En el artículo al que me he referido más arriba, donde expliqué someramente el sistema, la percha era la publicación del primer intento de aplicar una edición genómica embrionaria en humanos. Es decir, corregir genes en un embrión, una línea de investigación que algún día podría acabar con las llamadas enfermedades raras, dolencias congénitas hereditarias cuyos genes responsables están identificados. Pero como ya comenté, el sistema aún requiere perfeccionamiento.

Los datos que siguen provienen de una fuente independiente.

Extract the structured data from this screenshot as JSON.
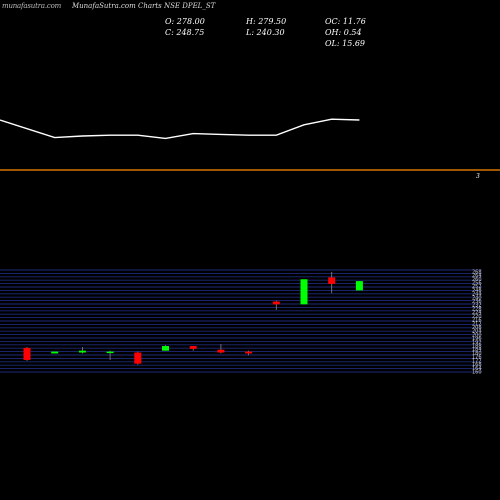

De ahí la oportunidad del premio: es una tecnología aún en desarrollo, pero con un futuro enormemente prometedor. Si hoy Michael Crichton volviera a escribir Parque Jurásico, la herramienta que emplearían sus protagonistas para recrear los genomas de los dinosaurios sería CRISPR. Si alguien se planteara clonar a los neandertales o a los mamuts (y hay quien se lo plantea), emplearía CRISPR. En el futuro, es posible que CRISPR consiga resucitar una de las grandes promesas fallidas de la biomedicina, la terapia génica. Por no mencionar las incontables aplicaciones que a diario se le explotan en los laboratorios de ciencia básica y de desarrollo biotecnológico. Es un hallazgo vivo y plenamente vigente; casi más que el hoy, es el mañana de la ciencia.